2022-03-16 Thread Chris Angelico
On Wed, 16 Mar 2022 at 18:48, Cameron Simpson  wrote:
>
> On 16Mar2022 16:58, Chris Angelico  wrote:
> >On Wed, 16 Mar 2022 at 14:00, Cameron Simpson  wrote:
> >> On 16Mar2022 10:57, Chris Angelico  wrote:
> >> A significant difference is that tuples have no keys, unlike a dict.
> >>
> >> A hash does not have to hash all the internal state, ony the relevant
> >> state, and not even all of that. The objective of the hash is twofold to
> >> my mind:
> >> - that "equal" objects (in the `==` sense) have the same hash, so that
> >>   they hash to the same backet in dicts and can therefore be found
> >> - that hash values are widely distributed, to maximise the evenness of
> >>   the object distribution in buckets
> >>
> >> For dicts to work, the former has to hold.
> >
> >Python only demands the first one.
>
> I think we're in violent agreement here.
>
> >And Python's own integers hash to
> >themselves, which isn't what I'd call "widely distributed", but which
> >works well in practice.
>
> This may be because the "raw" hash (in this case the int value) is
> itself further hashed (giving more evenness) and then moduloed into the
> finite number of slots in the dict.

Not in a CPython dict, no. (There is some collision management that
uses upper bits, but the initial selection of bucket simply uses the
raw hash.) See comments at the top of dictobject.c.

"""
This isn't necessarily bad!  To the contrary, in a table of size 2**i, taking
the low-order i bits as the initial table index is extremely fast, and there
are no collisions at all for dicts indexed by a contiguous range of ints. So
this gives better-than-random behavior in common cases, and that's very
desirable.
"""

> >> The latter has more flexibility. A dict has keys. If the dicts are quite
> >> varied (sets of tags for example), it may be effective to just hash the
> >> keys. But if the dict keys are similar (labelled CSV-rows-as-dicts, or
> >> likewise with database rows) this will go badly because the hashes will
> >> all (or maybe mostly) collide.
> >
> >The general recommendation is to use all the same data for hashing as
> >you use for equality checking. What's the point of just hashing the
> >keys, if the values also contribute to equality? I'd just keep it
> >simple, and hash both.
>
> Well, hash functions want to be fast. The case where you look up a key
> in a dict (which needs both the hash and a comparison) is not the only
> situation. When a dict's bucket array is resized, the hash functions of
> all stored objects require recomputation, but the equality test is _not_
> required. Is the hash is very cheap, that is a large benefit here.

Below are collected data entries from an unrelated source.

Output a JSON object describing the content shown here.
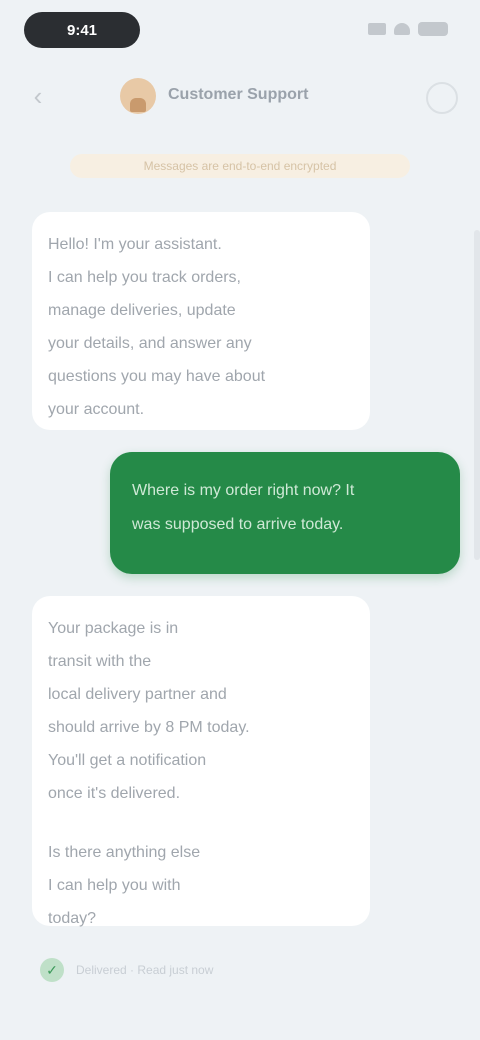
{
  "status_bar": {
    "time": "9:41",
    "icons": [
      "signal-icon",
      "wifi-icon",
      "battery-icon"
    ]
  },
  "header": {
    "contact_name": "Customer Support",
    "back_icon": "chevron-left-icon",
    "menu_icon": "more-icon"
  },
  "banner": {
    "text": "Messages are end-to-end encrypted"
  },
  "messages": [
    {
      "direction": "incoming",
      "lines": [
        "Hello! I'm your assistant.",
        "I can help you track orders,",
        "manage deliveries, update",
        "your details, and answer any",
        "questions you may have about",
        "your account."
      ]
    },
    {
      "direction": "outgoing",
      "lines": [
        "Where is my order right now? It",
        "was supposed to arrive today."
      ]
    },
    {
      "direction": "incoming",
      "paragraphs": [
        [
          "Your package is in",
          "transit with the",
          "local delivery partner and",
          "should arrive by 8 PM today.",
          "You'll get a notification",
          "once it's delivered."
        ],
        [
          "Is there anything else",
          "I can help you with",
          "today?"
        ]
      ]
    }
  ],
  "footer": {
    "text": "Delivered · Read just now",
    "icon": "check-icon"
  },
  "colors": {
    "background": "#eef2f5",
    "outgoing_bubble": "#258a48",
    "incoming_bubble": "#ffffff",
    "banner": "#f7efe2"
  }
}
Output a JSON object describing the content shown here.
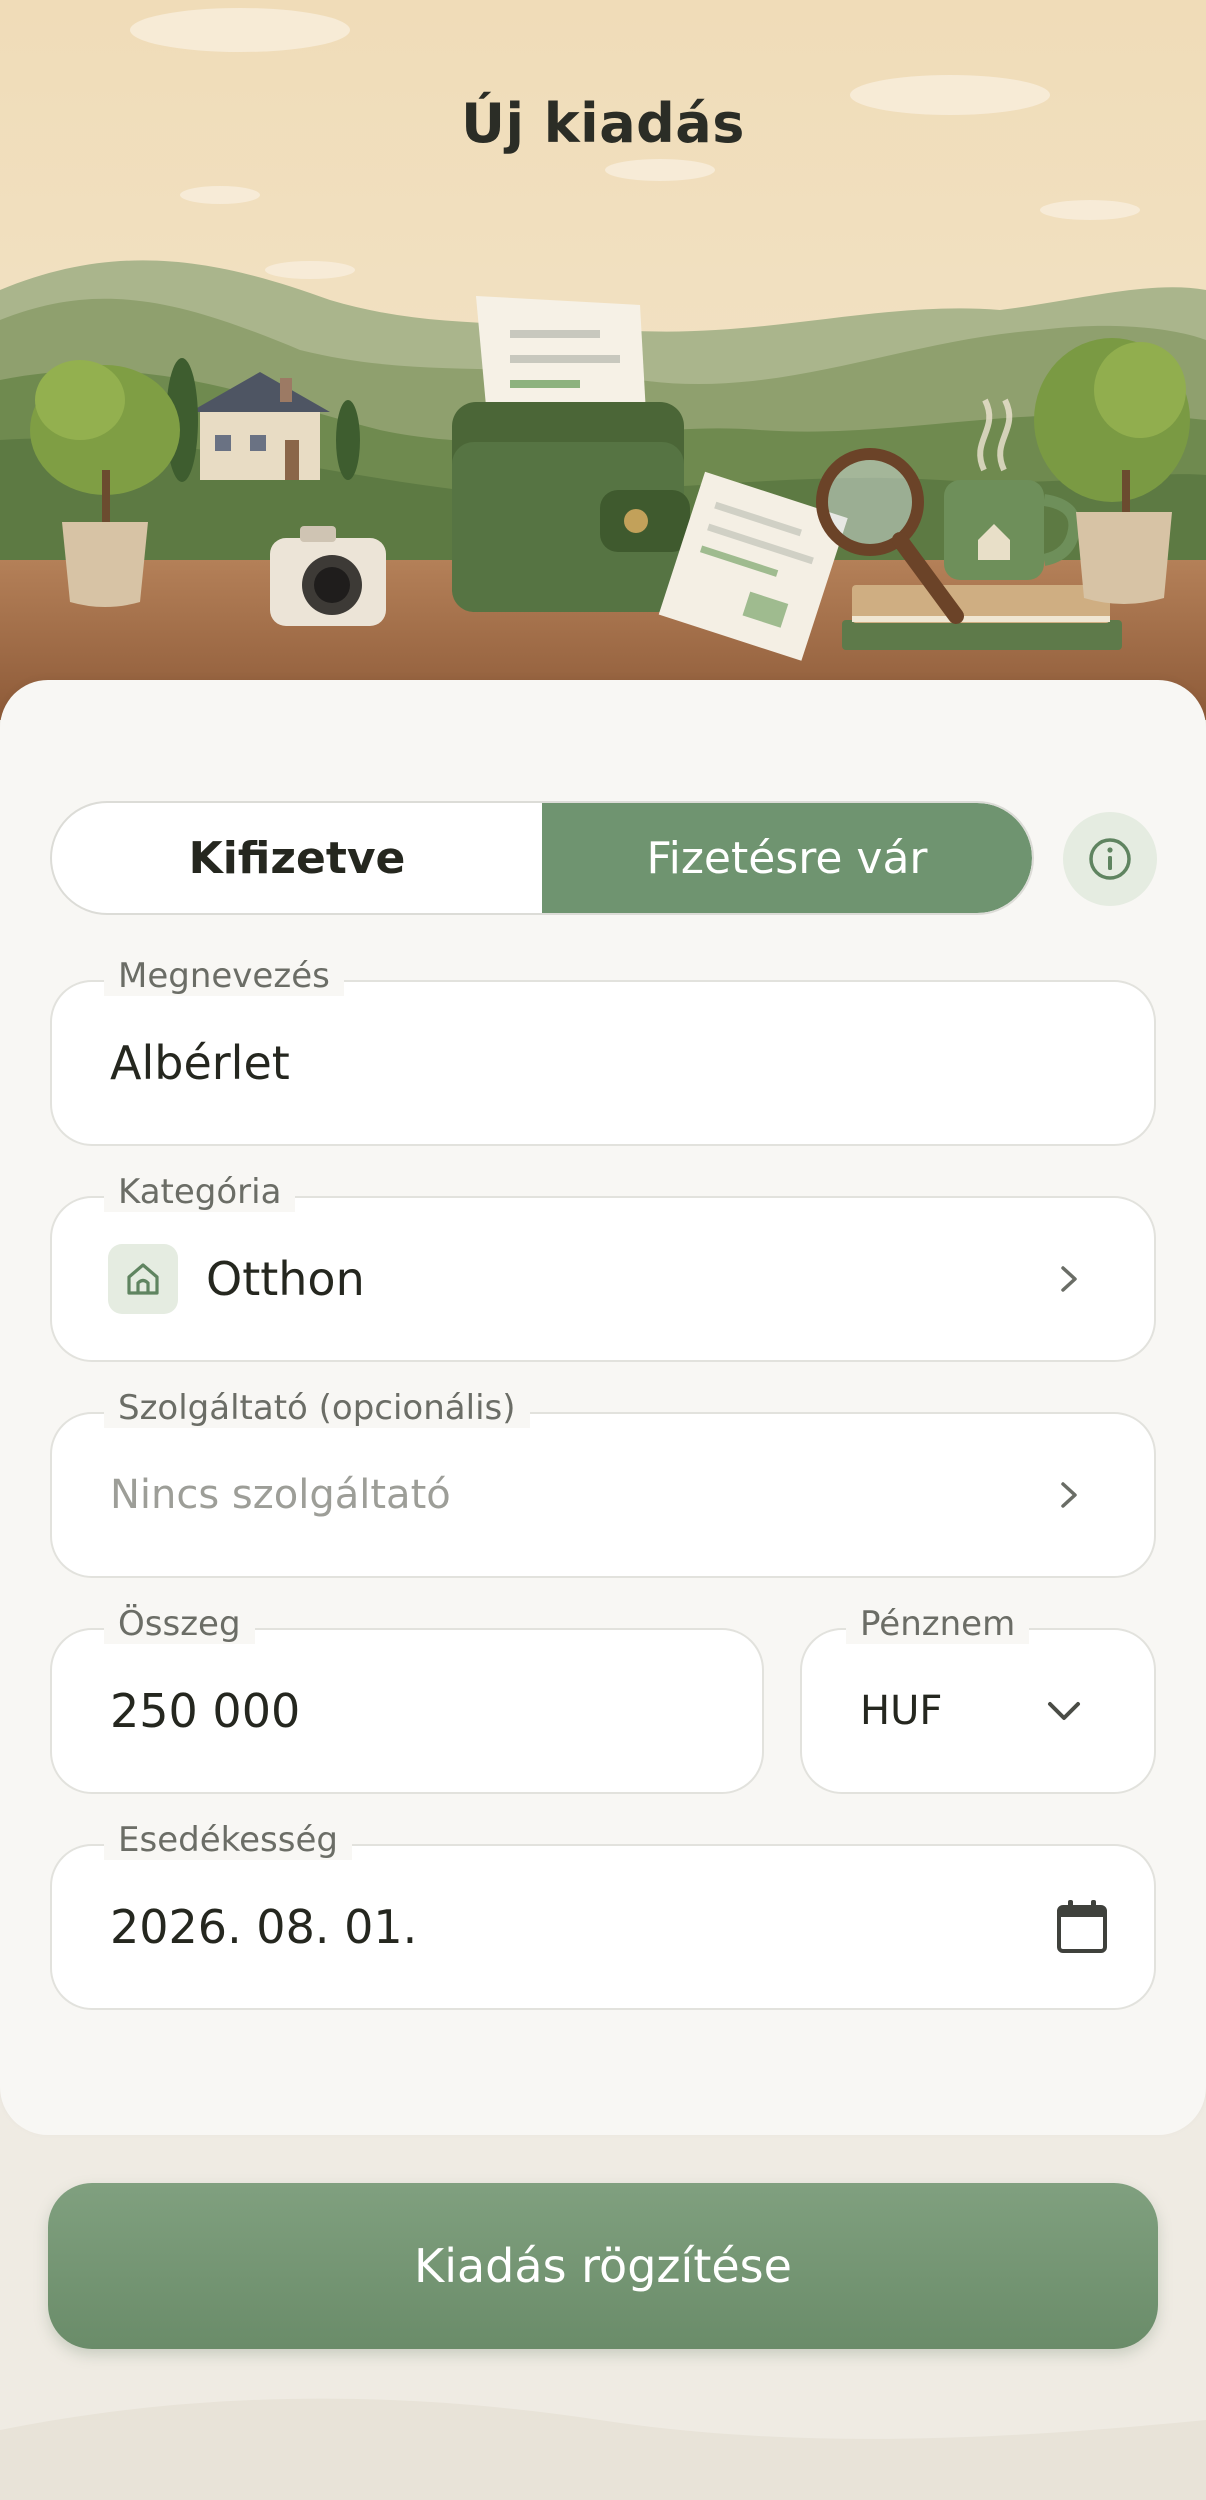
{
  "header": {
    "title": "Új kiadás"
  },
  "status_toggle": {
    "options": [
      "Kifizetve",
      "Fizetésre vár"
    ],
    "selected": "Fizetésre vár"
  },
  "icons": {
    "info": "info-icon",
    "category": "home-icon",
    "chevron": "chevron-right-icon",
    "dropdown": "chevron-down-icon",
    "calendar": "calendar-icon"
  },
  "form": {
    "name": {
      "label": "Megnevezés",
      "value": "Albérlet"
    },
    "category": {
      "label": "Kategória",
      "value": "Otthon"
    },
    "provider": {
      "label": "Szolgáltató (opcionális)",
      "placeholder": "Nincs szolgáltató"
    },
    "amount": {
      "label": "Összeg",
      "value": "250 000"
    },
    "currency": {
      "label": "Pénznem",
      "value": "HUF"
    },
    "due_date": {
      "label": "Esedékesség",
      "value": "2026. 08. 01."
    }
  },
  "submit": {
    "label": "Kiadás rögzítése"
  },
  "colors": {
    "accent": "#6f9470",
    "accent_light": "#e5ece1",
    "card": "#f8f7f4",
    "background": "#efebe3"
  }
}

Fast is less important than accurate. Hashing functions are usually
*fast enough*, and since the vast majority of the work of hashing is
usually going to be strings, every other data type can just
recalculate its hash based on its children. Caching the hash of a
string is very useful; caching the hash of a tuple, not so much; again
quoting from the CPython source code:

/* Tests have shown that it's not worth to cache the hash value, see
   https://bugs.python.org/issue9685 */

> I just took a look at the CPython hashtable.c, you can see the rehashing
> process here:
>
> 
> https://github.com/python/cpython/blob/7c776521418676c074a483266339d31c950f516e/Python/hashtable.c#L280

Not sure where that file is used; it's purely internal to CPython and
seems to be used for tracemalloc. It's not the dictionary type -
that's in Objects/dictobject.c.

In any case, the rehash operation is basically for after a resize on
the hashtable, and it doesn't rely on the objects caching their hashes
- it retains them in the hashtable.

> Just an aside, that's got a bunch of interesting opimitsations in it,
> people has put serious work into making this fast and it remains very
> readable!
>
> Suppose I have a nested tree of (hashable) frozen dicts of whatever
> flavour. An equality test requires a deep comparison all the way down
> including the values. You could make a much cheaper hash function which
> hashed just keys, yea, even only unto the upper layer or 2, and still
> meet the primary criterion: all equal items have the same hash value.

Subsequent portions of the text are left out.